Meeting Abstract

S6.8  Monday, Jan. 5  From Secondary Metabolites to Drugs: Rationale, Purification and Biological Screening TASDEMIR, Deniz; University of London, London deniz.tasdemir@pharmacy.ac.uk

Chemical compounds derived from plants, animals and microorganisms have formed the basis of most early medicines. Despite the significant advances in organic chemistry and the availability of large libraries of synthetic or combinatorial compounds, the secondary metabolites (SMs, natural products) are still the most prolific source for drugs because of their higher chemical diversity, biochemical specificity and other molecular properties, which make them superior to synthetic compounds as lead structures for drug discovery. This is believed to be due to the fact that SMs are structures, which have evolved through ecological pressures, such as competition and predation, for millions of years.

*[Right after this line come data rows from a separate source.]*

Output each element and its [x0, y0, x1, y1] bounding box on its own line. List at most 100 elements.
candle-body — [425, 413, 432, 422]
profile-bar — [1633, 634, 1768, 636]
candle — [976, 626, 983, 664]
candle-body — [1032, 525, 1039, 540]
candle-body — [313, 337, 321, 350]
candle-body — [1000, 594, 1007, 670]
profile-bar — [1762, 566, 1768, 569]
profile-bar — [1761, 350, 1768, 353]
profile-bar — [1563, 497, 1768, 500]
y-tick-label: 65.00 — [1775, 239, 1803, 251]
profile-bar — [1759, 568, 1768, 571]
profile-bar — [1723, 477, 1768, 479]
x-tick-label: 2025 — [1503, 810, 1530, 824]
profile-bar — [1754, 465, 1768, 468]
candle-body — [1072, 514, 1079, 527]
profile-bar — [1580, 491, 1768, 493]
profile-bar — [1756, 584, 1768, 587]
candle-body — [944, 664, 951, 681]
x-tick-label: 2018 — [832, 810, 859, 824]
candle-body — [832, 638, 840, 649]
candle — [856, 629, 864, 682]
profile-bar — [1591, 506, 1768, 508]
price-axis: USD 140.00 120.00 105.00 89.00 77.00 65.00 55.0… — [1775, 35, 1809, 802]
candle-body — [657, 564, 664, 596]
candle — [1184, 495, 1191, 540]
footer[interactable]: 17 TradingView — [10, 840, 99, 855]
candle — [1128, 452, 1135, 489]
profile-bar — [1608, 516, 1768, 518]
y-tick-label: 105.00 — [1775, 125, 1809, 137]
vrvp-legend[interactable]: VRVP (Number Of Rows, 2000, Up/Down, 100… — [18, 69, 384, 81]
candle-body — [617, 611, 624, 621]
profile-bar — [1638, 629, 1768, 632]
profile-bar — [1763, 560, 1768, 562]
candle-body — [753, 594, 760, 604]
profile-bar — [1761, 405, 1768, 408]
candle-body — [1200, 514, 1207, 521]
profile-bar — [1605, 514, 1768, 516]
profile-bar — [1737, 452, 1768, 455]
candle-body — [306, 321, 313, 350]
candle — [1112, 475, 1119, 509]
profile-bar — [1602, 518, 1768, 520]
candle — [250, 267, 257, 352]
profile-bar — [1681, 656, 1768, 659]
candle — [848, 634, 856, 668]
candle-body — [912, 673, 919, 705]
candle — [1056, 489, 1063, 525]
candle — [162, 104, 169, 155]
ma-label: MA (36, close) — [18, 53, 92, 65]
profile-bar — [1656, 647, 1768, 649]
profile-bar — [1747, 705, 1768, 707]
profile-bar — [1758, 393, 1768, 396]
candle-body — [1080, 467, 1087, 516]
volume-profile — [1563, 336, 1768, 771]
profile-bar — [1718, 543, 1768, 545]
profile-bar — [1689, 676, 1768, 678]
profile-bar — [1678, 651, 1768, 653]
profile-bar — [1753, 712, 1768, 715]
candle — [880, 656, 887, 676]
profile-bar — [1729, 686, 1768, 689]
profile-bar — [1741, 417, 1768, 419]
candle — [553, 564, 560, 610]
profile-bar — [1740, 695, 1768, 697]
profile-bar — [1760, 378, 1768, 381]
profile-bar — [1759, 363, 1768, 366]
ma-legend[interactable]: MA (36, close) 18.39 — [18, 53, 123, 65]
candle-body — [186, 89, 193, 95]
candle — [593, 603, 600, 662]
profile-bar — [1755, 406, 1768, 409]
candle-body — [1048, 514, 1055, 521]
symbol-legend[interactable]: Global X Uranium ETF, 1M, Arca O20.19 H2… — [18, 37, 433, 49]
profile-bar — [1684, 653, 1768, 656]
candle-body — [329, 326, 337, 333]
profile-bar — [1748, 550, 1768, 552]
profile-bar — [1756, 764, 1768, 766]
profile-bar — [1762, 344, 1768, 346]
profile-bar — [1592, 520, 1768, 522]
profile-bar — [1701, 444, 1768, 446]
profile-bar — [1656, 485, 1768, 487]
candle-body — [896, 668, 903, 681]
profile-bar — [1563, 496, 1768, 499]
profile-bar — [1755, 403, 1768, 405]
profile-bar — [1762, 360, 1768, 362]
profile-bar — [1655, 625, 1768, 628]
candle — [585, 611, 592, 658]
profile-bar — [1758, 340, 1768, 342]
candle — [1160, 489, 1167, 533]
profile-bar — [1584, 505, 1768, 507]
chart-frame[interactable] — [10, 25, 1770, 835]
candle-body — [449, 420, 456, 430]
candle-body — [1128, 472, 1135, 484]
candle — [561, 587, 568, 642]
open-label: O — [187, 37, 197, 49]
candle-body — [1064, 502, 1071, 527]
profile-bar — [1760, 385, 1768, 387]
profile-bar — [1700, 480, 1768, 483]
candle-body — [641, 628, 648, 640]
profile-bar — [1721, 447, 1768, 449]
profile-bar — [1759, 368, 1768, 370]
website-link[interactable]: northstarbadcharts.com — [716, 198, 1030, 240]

So natural products can be viewed as privileged structures selected and optimized by evolutionary pressures to interact with a variety of proteins and other targets of the organisms predators, and thus possess a higher potential to interact with human proteins. The ability of a small molecule SM to bind or otherwise inhibit a certain macromolecule is the basic concept of drug discovery and explains the higher drug-like properties of SMs. In conclusion, the biological activity of SMs is of relevance for their ecological function, but is also the basis of their biomedical importance. Typical natural product drug discovery is a complex process. It includes the extraction and initial screening of natural material against a validated target, purification of its bioactive principle(s) by chromatography and structure elucidation of the active component(s) by spectroscopic methods. The selection of target protein/cell line and screening technique is crucial. This lecture will deal with high throughput screening, bioactivity-driven isolation and characterization of natural products from plants and marine invertebrates against established targets in cancer and malaria.